243 stars 34 forks source link

Request about Release the pre-processed Dataset #3

Closed xxliang99 closed 3 years ago

xxliang99 commented 3 years ago

Dear Author, I met some problems at step 2 "Prepare the dataset", as I do not know what it exactly is in the .npy file (e.g. converted from raw image? or after some pre-processing? or something else), and there is no reference. Therefore, could you please release the re-organized dataset that we could directly applied in training? I mean, the "/Dataset" repository with clientxxx and proper placed .npy files in it. Dataset for either task would help a lot. Thank you very much for your attention. Also congratulations!
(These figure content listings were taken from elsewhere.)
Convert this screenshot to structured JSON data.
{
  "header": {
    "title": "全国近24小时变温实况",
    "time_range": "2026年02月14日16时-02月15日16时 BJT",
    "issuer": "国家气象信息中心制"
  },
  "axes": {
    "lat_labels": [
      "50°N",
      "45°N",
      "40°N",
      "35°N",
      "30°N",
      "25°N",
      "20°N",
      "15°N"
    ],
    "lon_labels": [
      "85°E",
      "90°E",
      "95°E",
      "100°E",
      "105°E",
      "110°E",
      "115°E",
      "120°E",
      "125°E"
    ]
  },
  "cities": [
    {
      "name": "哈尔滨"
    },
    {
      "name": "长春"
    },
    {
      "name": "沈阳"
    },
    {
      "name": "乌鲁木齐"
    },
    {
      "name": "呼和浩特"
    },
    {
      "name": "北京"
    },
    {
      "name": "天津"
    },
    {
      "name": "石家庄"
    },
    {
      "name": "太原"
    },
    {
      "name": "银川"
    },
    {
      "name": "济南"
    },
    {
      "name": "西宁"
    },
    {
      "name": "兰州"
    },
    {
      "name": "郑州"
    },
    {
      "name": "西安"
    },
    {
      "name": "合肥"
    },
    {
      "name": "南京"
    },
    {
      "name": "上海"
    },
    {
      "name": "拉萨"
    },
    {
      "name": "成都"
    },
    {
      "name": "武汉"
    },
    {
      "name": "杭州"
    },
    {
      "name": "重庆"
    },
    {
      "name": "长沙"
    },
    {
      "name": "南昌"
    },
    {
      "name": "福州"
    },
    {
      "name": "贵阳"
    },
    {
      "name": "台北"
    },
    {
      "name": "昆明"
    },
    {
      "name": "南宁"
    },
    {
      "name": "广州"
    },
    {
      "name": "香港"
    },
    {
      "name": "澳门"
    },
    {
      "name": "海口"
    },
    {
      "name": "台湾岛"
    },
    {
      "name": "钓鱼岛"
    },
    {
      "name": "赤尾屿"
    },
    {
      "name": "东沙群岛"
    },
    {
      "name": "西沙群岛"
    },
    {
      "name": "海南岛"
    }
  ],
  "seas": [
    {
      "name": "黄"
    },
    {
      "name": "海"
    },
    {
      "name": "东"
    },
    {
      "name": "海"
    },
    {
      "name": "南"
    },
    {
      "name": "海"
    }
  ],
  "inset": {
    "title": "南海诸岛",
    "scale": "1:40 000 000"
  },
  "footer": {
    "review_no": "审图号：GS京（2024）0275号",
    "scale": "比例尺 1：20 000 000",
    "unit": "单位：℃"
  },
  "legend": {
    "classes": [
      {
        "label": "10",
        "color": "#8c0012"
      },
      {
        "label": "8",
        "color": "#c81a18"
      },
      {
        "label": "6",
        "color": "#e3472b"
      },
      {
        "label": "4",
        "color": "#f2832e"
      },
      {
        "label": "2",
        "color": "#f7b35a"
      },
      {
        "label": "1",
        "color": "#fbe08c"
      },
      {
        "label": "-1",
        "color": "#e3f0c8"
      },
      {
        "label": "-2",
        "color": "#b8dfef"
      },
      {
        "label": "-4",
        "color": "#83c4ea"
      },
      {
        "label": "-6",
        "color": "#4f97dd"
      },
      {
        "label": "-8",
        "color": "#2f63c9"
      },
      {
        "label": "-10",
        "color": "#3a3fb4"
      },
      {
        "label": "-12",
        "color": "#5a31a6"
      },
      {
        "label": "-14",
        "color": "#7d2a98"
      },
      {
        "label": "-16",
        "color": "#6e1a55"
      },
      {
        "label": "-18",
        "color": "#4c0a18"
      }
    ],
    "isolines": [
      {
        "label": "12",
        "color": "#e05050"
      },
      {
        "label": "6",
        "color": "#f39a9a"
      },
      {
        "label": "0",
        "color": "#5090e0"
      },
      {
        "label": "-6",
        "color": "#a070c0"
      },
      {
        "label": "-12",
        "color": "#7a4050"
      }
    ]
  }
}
lichen14 commented 3 years ago

Sorry to say that I also found the same question during the reproduction process. According to the reference[52,10,40], I searched for relevant raw datasets in the optic segmentation task. The corresponding datasets are DRISHTI-GS1, RIM-ONE, and REFUGE. However, the corresponding relationship between the above datasets and the dataset site A~D used in the paper seems to be unclear. For example, I can speculate that siteA is DRISHTI-GS1, but RIM-ONE has released three versions, the numbers are 169, 455 and 159 respectively. So, is it siteB? Similarly, I haven't predict the attribution of siteC and D yet. Therefore, I have a similar problem with @VivianLiang1108 , and I hope the author can answer it or give a corresponding relationship. If you can directly give the preprocessed dataset, we will be grateful!!!! @liuquande

xxliang99 commented 3 years ago

@lichen14 On the line 63 of train_ELCFS.py says "slice_num = np.array([101, 159, 400, 400])", and its following code demonstrates that client_weight depends on the amount of samples from each client. Then we could infer that site B is RIM-ONE v3, while C & D remain unknown(but with the amount of each 400). The supporting team of REFUGE dataset somehow rejected my application and I still cannot find other resources online. If you are accessible to REFUGE and know its amount of data, then my guess might help. Hope it works :) (And I would be extremely grateful if there is an accessible download link of REFUGE)

liuquande commented 3 years ago

Hi Vivian and lichen,

For fundus datasets, we direct download the data from Fundus. The detailed information of each dataset could be found in the Supplementary of our arxiv paper. Among these data, samples of sites A are from Drishti-GS [52] dataset; samples of site B are from RIM-ONE-r3 [10] dataset; samples of site C, D are from the training and testing set of REFUGE [40] dataset.

Also thanks @VivianLiang1108 for the clarification.

Moreover, the input ".npy" files in data loader acturally denote these data. During preprocessing, we simply transform each data from ".png/jpg" to ".npy" format, in order to speed up the data loading and federated training process.